The Rohingya have been facing discrimination for decades, and the crisis turned violent after 2015. This is one of the worst-ever human rights catastrophes and mass exoduses in the Indian Subcontinent.

It is obvious no country has a specific interest in Rakhine state, except Myanmar, and this decades long ethnic conflict has failed to seize the world’s attention.

However, social media has played a vital role in bringing the untold stories of the most persecuted minority to the world at large. Finally, two months before the United Nations General Assembly in 2017, the international community woke up and raised concerns about the mass migration of the Rohingya community to Bangladesh.

This is not a conflict over power or land between government and non-state actors, but here the story is simply about demanding basic fundamental rights that the other 135 other ethnic groups enjoy in Myanmar.

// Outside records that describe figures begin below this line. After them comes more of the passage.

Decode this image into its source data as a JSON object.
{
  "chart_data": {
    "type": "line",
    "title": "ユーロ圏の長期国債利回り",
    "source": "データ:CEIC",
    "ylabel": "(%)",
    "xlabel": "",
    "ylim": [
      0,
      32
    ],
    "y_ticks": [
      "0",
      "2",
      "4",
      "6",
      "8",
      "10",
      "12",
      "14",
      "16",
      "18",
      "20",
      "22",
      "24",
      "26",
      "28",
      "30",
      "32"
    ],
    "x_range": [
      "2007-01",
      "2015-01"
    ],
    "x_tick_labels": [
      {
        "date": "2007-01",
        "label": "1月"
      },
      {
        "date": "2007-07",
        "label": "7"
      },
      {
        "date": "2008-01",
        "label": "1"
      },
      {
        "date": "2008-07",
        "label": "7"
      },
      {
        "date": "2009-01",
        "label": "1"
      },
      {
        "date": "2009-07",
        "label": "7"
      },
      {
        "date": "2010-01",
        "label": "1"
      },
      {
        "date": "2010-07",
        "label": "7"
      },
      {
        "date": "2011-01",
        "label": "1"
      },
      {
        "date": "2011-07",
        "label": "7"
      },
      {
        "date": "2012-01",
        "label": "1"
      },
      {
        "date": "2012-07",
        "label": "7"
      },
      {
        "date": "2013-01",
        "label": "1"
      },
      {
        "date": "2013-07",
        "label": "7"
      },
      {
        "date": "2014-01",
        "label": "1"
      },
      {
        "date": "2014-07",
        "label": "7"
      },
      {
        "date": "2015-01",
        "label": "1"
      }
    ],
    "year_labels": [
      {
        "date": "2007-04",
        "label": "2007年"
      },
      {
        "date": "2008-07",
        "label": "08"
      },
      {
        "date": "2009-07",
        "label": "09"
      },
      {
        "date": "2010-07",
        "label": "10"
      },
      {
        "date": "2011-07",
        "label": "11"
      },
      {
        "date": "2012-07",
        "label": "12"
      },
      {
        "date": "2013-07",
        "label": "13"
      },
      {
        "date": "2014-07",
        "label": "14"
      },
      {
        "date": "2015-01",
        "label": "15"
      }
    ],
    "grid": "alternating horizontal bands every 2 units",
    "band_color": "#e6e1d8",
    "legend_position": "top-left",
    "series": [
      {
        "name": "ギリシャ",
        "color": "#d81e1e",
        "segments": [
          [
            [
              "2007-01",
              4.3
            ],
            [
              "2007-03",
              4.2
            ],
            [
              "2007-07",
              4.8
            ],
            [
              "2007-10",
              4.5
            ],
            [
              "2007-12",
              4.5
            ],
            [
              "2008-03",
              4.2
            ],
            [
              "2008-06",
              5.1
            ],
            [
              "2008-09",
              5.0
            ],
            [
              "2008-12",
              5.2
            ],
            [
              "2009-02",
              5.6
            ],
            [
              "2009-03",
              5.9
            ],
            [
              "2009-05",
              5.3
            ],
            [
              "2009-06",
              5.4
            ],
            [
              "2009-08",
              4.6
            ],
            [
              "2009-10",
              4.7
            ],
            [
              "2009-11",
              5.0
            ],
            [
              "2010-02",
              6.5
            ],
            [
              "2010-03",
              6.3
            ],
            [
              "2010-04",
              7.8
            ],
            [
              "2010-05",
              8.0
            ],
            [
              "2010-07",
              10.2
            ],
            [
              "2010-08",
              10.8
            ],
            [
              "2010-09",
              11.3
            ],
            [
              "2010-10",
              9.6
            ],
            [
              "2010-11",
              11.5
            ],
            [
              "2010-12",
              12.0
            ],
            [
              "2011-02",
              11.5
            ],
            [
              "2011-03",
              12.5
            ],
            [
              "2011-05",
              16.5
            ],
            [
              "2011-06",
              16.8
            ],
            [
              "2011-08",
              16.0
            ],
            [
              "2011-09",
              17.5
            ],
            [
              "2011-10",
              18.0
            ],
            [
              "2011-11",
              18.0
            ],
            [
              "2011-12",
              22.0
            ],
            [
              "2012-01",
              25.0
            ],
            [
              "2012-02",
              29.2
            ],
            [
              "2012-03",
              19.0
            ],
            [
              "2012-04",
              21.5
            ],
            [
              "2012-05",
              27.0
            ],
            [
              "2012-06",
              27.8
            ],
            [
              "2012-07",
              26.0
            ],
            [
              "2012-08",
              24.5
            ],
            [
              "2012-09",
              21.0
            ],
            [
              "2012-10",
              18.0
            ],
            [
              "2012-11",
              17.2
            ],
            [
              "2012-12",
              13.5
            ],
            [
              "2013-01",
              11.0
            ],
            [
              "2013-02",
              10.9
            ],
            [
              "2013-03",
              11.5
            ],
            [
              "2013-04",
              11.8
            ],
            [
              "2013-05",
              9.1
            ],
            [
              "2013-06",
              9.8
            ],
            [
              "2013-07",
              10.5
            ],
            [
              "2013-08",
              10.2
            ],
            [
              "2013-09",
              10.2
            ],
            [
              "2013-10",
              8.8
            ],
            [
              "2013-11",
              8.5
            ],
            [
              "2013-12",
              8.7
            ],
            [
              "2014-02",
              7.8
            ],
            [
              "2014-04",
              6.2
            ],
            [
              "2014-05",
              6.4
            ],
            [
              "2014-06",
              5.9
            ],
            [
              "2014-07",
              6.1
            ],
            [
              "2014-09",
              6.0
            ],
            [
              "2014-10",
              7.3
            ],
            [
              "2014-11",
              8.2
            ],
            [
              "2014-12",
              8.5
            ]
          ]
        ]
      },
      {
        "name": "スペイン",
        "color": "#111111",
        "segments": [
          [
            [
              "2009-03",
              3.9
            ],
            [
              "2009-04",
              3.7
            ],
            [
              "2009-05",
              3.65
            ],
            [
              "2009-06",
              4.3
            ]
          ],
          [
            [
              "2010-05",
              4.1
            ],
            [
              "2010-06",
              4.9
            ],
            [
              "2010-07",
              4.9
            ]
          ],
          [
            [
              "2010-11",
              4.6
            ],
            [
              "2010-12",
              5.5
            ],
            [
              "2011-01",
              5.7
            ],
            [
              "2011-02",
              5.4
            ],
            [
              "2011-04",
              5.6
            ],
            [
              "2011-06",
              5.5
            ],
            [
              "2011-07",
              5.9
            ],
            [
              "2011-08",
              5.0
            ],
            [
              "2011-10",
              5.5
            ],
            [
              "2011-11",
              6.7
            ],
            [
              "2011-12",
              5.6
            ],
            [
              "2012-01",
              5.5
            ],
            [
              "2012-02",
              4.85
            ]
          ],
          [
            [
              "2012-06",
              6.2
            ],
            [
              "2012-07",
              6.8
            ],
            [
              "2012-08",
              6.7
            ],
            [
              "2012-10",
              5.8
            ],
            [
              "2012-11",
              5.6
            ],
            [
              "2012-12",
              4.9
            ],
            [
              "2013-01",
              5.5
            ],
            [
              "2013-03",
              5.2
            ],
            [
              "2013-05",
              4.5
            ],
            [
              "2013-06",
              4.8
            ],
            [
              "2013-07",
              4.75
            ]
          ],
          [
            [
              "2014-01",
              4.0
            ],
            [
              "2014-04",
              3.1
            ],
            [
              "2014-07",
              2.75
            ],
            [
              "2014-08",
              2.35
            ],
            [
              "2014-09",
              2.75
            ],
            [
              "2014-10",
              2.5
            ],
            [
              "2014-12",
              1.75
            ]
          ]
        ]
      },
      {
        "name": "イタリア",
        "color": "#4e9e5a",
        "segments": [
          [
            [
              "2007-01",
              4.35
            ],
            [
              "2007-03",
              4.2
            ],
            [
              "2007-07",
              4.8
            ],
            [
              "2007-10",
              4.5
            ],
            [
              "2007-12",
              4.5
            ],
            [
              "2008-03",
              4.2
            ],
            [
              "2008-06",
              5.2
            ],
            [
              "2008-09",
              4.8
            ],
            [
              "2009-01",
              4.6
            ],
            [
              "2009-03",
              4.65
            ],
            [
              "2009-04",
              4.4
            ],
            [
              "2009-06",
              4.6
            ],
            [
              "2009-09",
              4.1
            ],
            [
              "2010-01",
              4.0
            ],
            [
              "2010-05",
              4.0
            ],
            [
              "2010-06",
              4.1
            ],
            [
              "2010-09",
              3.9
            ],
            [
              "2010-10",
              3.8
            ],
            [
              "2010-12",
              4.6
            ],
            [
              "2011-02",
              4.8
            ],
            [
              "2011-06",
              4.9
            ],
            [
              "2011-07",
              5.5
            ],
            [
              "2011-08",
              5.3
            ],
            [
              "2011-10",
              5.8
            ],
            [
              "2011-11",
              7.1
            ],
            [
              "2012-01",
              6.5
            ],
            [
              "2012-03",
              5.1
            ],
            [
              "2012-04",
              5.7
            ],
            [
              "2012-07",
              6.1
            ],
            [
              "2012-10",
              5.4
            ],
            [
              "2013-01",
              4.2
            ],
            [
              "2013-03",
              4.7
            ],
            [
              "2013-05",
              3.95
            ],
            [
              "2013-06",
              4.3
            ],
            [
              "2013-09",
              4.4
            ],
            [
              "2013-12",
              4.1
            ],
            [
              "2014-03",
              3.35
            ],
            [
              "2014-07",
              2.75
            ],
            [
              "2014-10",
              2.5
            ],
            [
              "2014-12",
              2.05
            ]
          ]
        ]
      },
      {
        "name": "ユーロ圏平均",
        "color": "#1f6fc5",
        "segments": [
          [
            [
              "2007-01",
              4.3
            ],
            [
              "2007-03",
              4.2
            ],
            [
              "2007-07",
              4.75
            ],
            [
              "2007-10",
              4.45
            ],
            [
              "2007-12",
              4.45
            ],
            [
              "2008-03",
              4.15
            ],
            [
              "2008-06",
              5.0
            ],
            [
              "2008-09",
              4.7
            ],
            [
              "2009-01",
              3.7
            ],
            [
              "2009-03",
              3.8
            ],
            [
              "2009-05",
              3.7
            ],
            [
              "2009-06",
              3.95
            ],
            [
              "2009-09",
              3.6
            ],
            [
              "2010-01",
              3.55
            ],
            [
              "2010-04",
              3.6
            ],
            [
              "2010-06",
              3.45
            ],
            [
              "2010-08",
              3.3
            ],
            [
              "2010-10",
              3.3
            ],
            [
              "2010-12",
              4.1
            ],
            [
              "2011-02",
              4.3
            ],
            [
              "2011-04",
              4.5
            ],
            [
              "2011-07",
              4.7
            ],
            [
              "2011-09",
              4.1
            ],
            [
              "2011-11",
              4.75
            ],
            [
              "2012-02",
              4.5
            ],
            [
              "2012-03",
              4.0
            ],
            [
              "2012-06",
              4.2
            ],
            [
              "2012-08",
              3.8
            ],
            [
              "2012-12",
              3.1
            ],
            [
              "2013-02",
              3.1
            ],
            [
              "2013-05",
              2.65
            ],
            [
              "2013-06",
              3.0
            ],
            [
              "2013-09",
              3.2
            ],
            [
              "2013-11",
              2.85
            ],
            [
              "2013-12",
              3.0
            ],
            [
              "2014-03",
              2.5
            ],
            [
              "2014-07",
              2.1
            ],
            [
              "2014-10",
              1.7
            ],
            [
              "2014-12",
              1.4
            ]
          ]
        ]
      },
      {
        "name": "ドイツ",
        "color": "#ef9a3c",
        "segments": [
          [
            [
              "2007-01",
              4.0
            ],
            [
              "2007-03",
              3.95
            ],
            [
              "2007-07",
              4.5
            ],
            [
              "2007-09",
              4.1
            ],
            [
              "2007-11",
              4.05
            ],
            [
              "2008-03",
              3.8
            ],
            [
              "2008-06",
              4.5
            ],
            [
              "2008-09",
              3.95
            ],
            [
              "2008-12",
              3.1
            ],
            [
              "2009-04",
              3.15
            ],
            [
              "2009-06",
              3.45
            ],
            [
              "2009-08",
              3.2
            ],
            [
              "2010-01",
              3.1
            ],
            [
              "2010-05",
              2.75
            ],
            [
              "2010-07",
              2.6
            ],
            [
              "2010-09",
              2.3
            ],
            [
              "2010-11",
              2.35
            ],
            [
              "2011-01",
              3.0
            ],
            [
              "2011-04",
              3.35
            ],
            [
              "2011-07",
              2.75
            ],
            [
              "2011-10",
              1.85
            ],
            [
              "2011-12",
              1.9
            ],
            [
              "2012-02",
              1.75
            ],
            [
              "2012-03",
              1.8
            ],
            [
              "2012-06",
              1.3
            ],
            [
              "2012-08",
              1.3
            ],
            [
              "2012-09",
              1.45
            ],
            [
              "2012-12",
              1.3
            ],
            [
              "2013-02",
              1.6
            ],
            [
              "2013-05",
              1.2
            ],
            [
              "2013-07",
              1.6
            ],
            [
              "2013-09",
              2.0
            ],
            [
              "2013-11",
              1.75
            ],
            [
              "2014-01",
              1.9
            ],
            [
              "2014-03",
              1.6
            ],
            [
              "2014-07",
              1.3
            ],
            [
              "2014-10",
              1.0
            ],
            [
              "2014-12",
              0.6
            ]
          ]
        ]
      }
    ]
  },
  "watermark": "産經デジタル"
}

Forcefully dragged out from Rakhine state, Rohingya have no place to live and nowhere to go. The only thing left for Rohingyas is hope; they need us to get them out of this.

The conflict is purely ethnic, which needs to be handled and understood in humanitarian terms. The most worrying factor in the crisis is their dependency on a poor nation like Bangladesh.

The international community can not turn away, and humanitarian assistance has to be ensured from every aid agency, which is a legitimate demand under international humanitarian law.

Children are the most vulnerable in any armed conflict; the primary and most common threats facing internally displaced children are health care, education, sexual abuse, trafficking, maiming, killing and psychological trauma which remains even once the children have reached safety.

UNICEF has identified that 1,800 children—Bangladeshi officials say the number is closer to 6,000—have fled Myanmar without their parents. The World food Programme says nearly 80,000 children need treatment for acute malnutrition. This is an immediate impact of vulnerability; we can only imagine how long Rohingya children will have suffer through this catastrophe.

I could not control my emotions when I saw the horrifying pictures of unclothed children in Cox’s Bazar Bangladesh. I have been working with marginalised children for years and I can feel the trauma and stress these Rohingya children are going through.

Based on my experience working with marginalised children this is the worst situation I have ever seen. The exposure to violence and insecurity will have severe psychological impact on their cognitive development.

I grew up in conflict-ridden Kashmir, which gives me a clear picture of how conflict and violence can burn an image in a children’s mind and can lead to prolonged psychological effects among children.

A holistic and comprehensive approach is needed to respond to the Rohingya refugee crises.  Humanitarian aid agencies need to work at the grassroots level to address acutely malnourished children, provide safe drinking water, food, medicines and most importantly education.

During emergencies, education can help children to overcome stress and trauma and make them resilient by involving them in different child-friendly activities.

Humanitarian aid workers need to work tirelessly for the most vulnerable of the Rohingya and prevent them from becoming a lost generation.

The International community needs to intervene with assistance and encourage aid agencies to dedicately step in with a strong mandate to provide humanitarian assistance for this prosecuted minority.